Я привожу сюда, даже не рассчитывая попасть в дом простым способом, полуживого Платона, калитка открыта, мне срочно нужна помощь, но я даже своим воспаленным умом понимаю, что любой звонок во внешний мир чреват ментами или санитарами в белых халатах. И тут, как по мановению волшебной палочки, в доме, оказывается, давно живет и ждет нас опытная медсестра… Чудо?!
Да.
Но теперь-то уже за окнами светло, на смену ночи пришел день, и все чудеса просто обязаны стать объяснимыми!
Профессор не мог знать, куда и зачем я поехала.
Пока я мчалась сюда вчера, он, обнаружив мое отсутствие в квартире, звонил на мобильный, наверное, раз двадцать, а я же не просто вырубила звук, а отключила батарею!
И даже если предположить, что он мог догадаться, куда я направилась, с кем – он не мог знать.
И он не будет так искусно, будто невидимый волшебник, помогать мне и Платону, он никак не будет помогать, никогда!
Его благородство начиналось и заканчивалось в складках его врачебного халата и елейном: «Доброе-утро-как-себя-чувствуете-все-будет-хорошо!» – своим пациенткам, которые приносили ему нехилый доход.
Значит, вариант, что бабуля была предупреждена и заранее проинструктирована, отпадает.
Я попробовала чай – он был вкусный, без химических добавок.

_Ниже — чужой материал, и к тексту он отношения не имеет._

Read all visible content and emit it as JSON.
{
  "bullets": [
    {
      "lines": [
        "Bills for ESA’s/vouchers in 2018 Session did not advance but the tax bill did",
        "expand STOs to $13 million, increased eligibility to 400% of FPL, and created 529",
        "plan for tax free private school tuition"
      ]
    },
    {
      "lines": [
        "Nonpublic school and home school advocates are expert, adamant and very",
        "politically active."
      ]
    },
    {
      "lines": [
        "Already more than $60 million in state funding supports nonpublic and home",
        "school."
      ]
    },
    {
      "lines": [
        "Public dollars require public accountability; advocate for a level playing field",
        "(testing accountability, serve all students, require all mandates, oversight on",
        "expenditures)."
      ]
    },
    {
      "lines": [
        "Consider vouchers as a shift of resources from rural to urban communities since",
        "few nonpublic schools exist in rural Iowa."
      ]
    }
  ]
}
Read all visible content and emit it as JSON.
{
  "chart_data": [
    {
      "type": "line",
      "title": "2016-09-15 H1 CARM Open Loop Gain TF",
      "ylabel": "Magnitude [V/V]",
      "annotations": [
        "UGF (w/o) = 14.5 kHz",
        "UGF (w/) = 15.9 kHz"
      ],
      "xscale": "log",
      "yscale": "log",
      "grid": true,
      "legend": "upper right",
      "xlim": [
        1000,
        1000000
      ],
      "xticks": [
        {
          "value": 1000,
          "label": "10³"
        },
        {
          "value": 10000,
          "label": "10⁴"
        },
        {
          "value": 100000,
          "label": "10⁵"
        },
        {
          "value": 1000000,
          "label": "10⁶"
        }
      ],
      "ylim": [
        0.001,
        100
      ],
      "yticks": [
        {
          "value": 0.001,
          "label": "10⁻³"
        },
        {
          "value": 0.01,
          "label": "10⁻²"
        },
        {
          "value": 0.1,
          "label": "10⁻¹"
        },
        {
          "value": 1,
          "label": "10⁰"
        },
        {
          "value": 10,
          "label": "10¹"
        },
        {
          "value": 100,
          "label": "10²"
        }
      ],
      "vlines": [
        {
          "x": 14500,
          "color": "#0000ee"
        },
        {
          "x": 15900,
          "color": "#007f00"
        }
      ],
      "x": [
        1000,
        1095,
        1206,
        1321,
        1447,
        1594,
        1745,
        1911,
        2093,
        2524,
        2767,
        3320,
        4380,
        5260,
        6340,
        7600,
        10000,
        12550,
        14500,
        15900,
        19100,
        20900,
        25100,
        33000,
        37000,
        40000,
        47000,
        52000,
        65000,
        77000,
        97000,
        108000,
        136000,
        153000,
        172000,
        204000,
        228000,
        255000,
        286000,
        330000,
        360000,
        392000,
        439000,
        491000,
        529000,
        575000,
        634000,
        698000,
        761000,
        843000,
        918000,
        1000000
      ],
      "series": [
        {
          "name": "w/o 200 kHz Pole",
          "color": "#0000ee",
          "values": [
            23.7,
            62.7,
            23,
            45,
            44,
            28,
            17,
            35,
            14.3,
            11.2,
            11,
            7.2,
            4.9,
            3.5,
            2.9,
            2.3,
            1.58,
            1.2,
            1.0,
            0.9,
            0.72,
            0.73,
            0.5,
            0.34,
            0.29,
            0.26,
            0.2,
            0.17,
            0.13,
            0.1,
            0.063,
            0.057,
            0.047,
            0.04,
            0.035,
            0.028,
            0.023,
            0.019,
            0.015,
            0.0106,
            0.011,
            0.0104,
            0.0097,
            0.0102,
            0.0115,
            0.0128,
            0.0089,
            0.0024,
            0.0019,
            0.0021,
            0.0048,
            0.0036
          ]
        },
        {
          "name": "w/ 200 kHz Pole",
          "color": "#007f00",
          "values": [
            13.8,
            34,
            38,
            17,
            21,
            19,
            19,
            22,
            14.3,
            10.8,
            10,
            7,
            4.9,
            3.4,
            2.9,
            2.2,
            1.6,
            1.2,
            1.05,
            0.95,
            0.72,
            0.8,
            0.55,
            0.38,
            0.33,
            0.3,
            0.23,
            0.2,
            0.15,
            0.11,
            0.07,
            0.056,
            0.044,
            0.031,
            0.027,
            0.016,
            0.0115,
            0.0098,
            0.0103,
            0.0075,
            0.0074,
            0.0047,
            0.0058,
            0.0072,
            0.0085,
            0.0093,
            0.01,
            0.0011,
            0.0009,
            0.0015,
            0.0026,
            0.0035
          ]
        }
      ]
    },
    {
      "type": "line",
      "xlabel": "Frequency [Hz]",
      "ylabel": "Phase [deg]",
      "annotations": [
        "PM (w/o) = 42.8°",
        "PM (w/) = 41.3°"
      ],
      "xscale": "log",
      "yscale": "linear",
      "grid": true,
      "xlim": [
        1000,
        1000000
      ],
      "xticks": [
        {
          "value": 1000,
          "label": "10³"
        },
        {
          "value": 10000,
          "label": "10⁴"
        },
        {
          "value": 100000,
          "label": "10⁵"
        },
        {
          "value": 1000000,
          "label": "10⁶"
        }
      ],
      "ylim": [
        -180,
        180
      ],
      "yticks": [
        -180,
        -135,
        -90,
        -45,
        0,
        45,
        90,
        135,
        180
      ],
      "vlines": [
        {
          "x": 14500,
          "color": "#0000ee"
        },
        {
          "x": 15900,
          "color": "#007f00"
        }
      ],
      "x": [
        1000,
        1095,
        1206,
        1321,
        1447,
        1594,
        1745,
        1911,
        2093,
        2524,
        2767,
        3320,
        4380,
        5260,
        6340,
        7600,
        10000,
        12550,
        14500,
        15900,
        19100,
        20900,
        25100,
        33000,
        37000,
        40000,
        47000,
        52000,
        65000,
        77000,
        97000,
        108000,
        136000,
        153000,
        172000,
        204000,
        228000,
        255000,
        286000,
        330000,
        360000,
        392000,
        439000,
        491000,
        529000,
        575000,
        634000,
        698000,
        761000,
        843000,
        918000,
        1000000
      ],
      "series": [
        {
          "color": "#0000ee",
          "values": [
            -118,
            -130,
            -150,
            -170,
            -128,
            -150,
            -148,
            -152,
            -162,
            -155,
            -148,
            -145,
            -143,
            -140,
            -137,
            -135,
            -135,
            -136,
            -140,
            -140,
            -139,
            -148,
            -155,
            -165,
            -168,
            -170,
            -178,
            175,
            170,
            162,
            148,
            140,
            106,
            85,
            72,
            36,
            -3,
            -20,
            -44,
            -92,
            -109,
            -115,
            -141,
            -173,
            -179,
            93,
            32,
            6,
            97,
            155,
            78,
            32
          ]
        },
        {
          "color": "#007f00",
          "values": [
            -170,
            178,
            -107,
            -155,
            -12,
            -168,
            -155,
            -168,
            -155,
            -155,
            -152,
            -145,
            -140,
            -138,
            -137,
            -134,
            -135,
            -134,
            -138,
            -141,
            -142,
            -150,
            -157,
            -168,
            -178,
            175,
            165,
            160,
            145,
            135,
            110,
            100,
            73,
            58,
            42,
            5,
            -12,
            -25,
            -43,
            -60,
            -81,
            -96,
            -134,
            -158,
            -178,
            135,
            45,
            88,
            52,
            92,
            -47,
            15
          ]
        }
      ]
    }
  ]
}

Настоящий, хорошо заваренный, рассыпчатый черный чай, но пока что очень горячий.
Вопросов у меня с каждой минутой копилось все больше, а внятных ответов на них как не было вчера, так не появилось и сегодня.
В углу противным рингтоном заверещал мобильный.
Ангелину Петровну как ужалили: она мигом подскочила, на ходу локтем задела ложку и, даже не обратив внимания на то, что наступила прямо на нее, бросилась к телефону, а потом, с выражением явного облегчения на лице, заалекала в трубку:
– А-а-ле, да! Да, да! Да…
Она демонстративно не смотрела в мою сторону, но я почувствовала: на том конце речь шла именно про меня, и ее односложные «да, да» лишь подтверждали мои догадки.
Да что тут, в конце концов, происходит!